Jun. 10, 2009 Get Medbroadcast Health News via RSS Feed
Provided by: The Canadian Press
Written by: Anne-Marie Tobin, THE CANADIAN PRESS
TORONTO - A new index is being created to measure the well-being of Canadians, which will go beyond what we learn about ourselves from economic indicators like the GDP.
The new Canadian Index of Wellbeing will measure eight areas of life, including health, education, state of the arts and standard of living, says Roy Romanow, chair of the non-partisan and independent institute that will produce the index.
In addition, it will tally figures on participation in the democratic process, quality of environment, the way Canadians use their time and the vitality of communities - including volunteer activities.
Romanow, a former premier of Saskatchewan and commissioner on the future of health care in Canada, described the project as "absolutely necessary."
"Right now in Canada, the one measuring stick, if I can use that phrase, that we have - that dominates everything - is the GDP, gross domestic product, sometimes called the gross national product," he said in an interview prior to the launch Wednesday.
It has become a surrogate for telling Canadians whether they're better or worse off, Romanow said, but in reality all it does is measure goods and services produced. But not all things that are produced are good for our lives, communities or health, he added.
"We'd like to have a complementary mechanism of measuring those things which the GDP does not, namely the quality of life."
The data being crunched will come from Statistics Canada, the CIBC employment quality index and a variety of other sources, he said.
On Wednesday, the newly launched Institute of Wellbeing, which is affiliated with the University of Waterloo, issued its first report dealing with three of the eight areas of life that will eventually be covered by the index.
Andrew Sharpe, executive director of the Centre for the Study of Living Standards in Ottawa, is the co-author of the living standards component, which looked at data from 1981 to 2008.
"Average incomes did fairly well in Canada, but what happened was much of the gains went to the top 25 per cent of the households, so median incomes - that's the middle family - actually only increased by around two per cent, over that whole period," he said. "That's very small."
The report said average real net worth in 2007 was up 73.3 per cent on a per capita basis and 51.7 per cent on a household basis from 1981.
As well, Sharpe said there's been a historic decline in the poverty rate - it was 9.2 per cent in 2007, down from 16 per cent around 1996. There were marked declines in child poverty and poverty among seniors, he noted.
"But the problem is, we're going to lose that. All this progress we've made through public policy and economic growth, we're going to unwind much of that with the next years to come because of this recession," he said.
The health portion of the report said Canadians' life expectancy rates are among the best in the world - a Canadian born in 2005 could expect to live to 80.4 years, up from 74.9 years in 1979.
But the health picture isn't all rosy, according to Romanow.
"If you plumb further down into that figure, you'll see some very disturbing aspects about life expectancies - for example, in the three territories - or life expectancies with aboriginal and native organizations," he said.

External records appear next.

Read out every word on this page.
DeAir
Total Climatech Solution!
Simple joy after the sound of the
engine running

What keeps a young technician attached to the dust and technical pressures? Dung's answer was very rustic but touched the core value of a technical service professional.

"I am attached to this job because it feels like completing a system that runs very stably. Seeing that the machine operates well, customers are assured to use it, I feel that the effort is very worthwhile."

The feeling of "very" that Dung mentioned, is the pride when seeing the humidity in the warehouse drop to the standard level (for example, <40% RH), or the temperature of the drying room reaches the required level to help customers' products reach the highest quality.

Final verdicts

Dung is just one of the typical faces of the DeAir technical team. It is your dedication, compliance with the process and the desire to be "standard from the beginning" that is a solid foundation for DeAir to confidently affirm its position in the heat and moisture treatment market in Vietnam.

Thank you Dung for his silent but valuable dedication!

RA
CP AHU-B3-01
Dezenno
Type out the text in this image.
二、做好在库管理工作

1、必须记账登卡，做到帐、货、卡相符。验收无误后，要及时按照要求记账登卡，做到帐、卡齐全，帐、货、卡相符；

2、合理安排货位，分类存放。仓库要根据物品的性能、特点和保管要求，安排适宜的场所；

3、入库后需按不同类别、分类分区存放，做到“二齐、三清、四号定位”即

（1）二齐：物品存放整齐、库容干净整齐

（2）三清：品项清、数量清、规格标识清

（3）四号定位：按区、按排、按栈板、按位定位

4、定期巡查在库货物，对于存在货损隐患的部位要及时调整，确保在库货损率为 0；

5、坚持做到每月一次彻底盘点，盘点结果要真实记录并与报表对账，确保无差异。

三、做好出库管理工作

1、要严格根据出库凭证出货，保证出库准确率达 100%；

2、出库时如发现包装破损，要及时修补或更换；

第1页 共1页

A child born in Nunavut in 2004 could expect to live only 70.4 years, the report said.
"These are circumstances where their health outcomes are worse, I suspect, because their incomes are also worse," Romanow surmised.
In terms of community vitality, the report said 61 per cent of Canadians were members of non-profit, voluntary organizations in 2003 compared with 51 per cent in the late 1990s.
And the number of people reporting six or more close friends dropped from 40 per cent to 30 per cent between 1996 and 2003.
Romanow said three more components that will comprise the index will be reported in the fall, and the other two will likely come in 2010.
As the eight domains are reported, researchers will concurrently be working at developing what they hope will be a single indicator, similar to the GDP, he said.
The composite figure "will be able to tell us as Canadians ... where improvements need to be made or where changes in policies should be implemented, or whether we just simply need a new initiative."
The idea originated about a decade ago when the Atkinson Charitable Foundation in Toronto was concerned about identifying scientific data that could tell us as a society whether Canadians are doing better or worse, Romanow said.
He came on board after filing his health-care report in 2002.
The advisory board is identified as the Institute of Wellbeing, and it's guided by experts who have been working on data for years, Romanow said.
There is a "virtual relationship" with the University of Waterloo, to give it an academic home.
"It's a citizens' group, not owned by any government. We're non-partisan - all we want to do is get the facts out there so that Canadians know and governments and communities respond accordingly."